The multiplayer game from the PS3 original has been transferred over to the PS4, complete with all the additional DLC maps. The game’s Factions MP creates a surprisingly convincing multiplayer mode that neatly fits within the chronology of the single player campaign.
Factions MP also successfully carries over the single player game’s stealth gameplay. This is no Call of Duty style run-and-gun affair. Both teams tend to carefully make their way around the map, trying to flank and catch the other off guard, rather than engage in some sort of head on assault.
There are three game types in which two teams of four go head to head. One team are the freedom fighting Fireflies and the other the survivalist Hunters. Being the two groups that you meet in the single player story, it makes perfect sense for them to be engaged in a turf war among the re-purposed single player Levels.
The Supply Raid game type has the two teams fighting each other in basic team deathmatch, whilst Survivors is a variant of last man standing. Interrogation has both teams trying maim members of the other in order to interrogate them and find the location of the other team’s lock box.
It’s wouldn’t be a special “remastered” version without some extras.
You can replay the cinematic scenes once you’ve viewed them in the game. For the Remastered edition each video now has the option of being viewed with commentary from Troy Baker, who voices Joel, and Ashley Johnson, who voices Elle.
The day one patch includes a making-of video entitled “Grounded”, which was originally mooted to be on the disc. The documentary is hidden away in with the game’s cinematics.
Another addition (also included in the day one patch) for the remaster is the photo mode, as first introduced in inFAMOUS: Second Son. With the option switched on from the pause menu, pressing L3 enters the photo mode, freezing the action and allowing the camera to be panned and dollied around the scene. You can add depth of field blur and filters to create a mini-masterpiece.

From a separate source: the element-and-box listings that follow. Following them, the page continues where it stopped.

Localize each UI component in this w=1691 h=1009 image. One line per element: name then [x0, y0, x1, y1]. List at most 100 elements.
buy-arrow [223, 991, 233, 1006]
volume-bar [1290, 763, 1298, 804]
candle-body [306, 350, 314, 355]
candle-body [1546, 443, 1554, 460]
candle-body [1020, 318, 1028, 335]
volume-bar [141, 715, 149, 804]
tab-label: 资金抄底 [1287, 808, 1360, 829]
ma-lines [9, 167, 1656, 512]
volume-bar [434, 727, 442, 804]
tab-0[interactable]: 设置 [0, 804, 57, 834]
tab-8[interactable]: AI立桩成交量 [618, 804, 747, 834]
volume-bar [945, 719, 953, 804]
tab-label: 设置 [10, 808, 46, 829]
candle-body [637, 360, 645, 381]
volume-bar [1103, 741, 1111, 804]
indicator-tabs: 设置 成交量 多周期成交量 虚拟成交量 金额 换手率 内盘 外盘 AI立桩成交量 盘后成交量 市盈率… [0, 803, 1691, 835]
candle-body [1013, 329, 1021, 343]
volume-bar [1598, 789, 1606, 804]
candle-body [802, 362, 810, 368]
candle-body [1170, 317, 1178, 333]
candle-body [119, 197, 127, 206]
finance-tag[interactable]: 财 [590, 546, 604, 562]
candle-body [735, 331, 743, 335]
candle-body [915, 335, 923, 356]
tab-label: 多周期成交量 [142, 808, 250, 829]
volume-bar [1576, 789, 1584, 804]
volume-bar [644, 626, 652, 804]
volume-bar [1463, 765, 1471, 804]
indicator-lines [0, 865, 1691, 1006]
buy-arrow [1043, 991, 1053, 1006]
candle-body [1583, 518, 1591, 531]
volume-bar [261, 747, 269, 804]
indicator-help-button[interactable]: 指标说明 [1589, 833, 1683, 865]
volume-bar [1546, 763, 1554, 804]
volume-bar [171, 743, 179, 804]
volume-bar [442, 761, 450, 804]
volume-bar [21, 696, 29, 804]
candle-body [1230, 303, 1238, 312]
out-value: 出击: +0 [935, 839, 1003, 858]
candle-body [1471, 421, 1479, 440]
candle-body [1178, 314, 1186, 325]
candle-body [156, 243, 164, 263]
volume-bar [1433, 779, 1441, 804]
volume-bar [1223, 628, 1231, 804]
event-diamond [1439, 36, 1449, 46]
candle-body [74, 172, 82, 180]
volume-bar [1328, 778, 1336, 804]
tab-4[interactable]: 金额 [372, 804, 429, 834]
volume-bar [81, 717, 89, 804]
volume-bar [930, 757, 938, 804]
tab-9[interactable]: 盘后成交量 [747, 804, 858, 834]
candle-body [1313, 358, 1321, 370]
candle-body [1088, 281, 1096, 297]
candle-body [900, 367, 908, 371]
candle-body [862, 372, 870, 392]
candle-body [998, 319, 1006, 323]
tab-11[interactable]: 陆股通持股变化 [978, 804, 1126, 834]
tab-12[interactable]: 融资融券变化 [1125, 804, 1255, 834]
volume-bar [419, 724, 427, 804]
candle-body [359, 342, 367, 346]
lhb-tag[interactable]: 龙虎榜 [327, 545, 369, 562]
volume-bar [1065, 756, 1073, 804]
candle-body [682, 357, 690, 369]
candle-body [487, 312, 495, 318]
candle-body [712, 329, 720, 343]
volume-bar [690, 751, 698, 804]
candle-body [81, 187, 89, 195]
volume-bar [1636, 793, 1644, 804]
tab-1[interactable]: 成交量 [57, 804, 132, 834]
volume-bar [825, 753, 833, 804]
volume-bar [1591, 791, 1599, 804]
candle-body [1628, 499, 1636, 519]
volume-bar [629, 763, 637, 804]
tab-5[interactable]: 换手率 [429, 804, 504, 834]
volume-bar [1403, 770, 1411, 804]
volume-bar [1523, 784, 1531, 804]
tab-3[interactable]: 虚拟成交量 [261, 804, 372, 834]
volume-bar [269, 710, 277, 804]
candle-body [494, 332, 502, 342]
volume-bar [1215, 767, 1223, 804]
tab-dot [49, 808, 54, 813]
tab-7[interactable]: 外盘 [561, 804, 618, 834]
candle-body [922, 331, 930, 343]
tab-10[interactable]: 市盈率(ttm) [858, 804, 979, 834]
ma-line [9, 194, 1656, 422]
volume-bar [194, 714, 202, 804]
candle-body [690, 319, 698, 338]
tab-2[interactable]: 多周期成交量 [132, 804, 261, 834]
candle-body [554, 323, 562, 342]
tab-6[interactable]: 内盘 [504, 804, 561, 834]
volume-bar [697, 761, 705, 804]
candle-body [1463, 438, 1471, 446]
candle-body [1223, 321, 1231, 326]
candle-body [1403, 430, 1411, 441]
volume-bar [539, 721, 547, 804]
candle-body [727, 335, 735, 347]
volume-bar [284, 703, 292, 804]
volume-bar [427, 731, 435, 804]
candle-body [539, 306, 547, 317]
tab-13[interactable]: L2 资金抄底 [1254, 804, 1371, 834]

Being predominantly a video game reviewer, I almost feel under qualified to comment on a piece of work like The Last of Us Remastered. It may not be the best game that I’ve played, but it is the best of whatever it is. And interactive entertainment is the only term that I can come up with right now.
It’s been over a year since I last played The Last of Us and it was wonderful having this opportunity to, once again, follow Joel and Elle on their journey (and, indeed, with the Left Behind DLC go beyond the original story).
If you own a PS4 you just have to play this game. It you’ve already played it on PS3, go buy it again.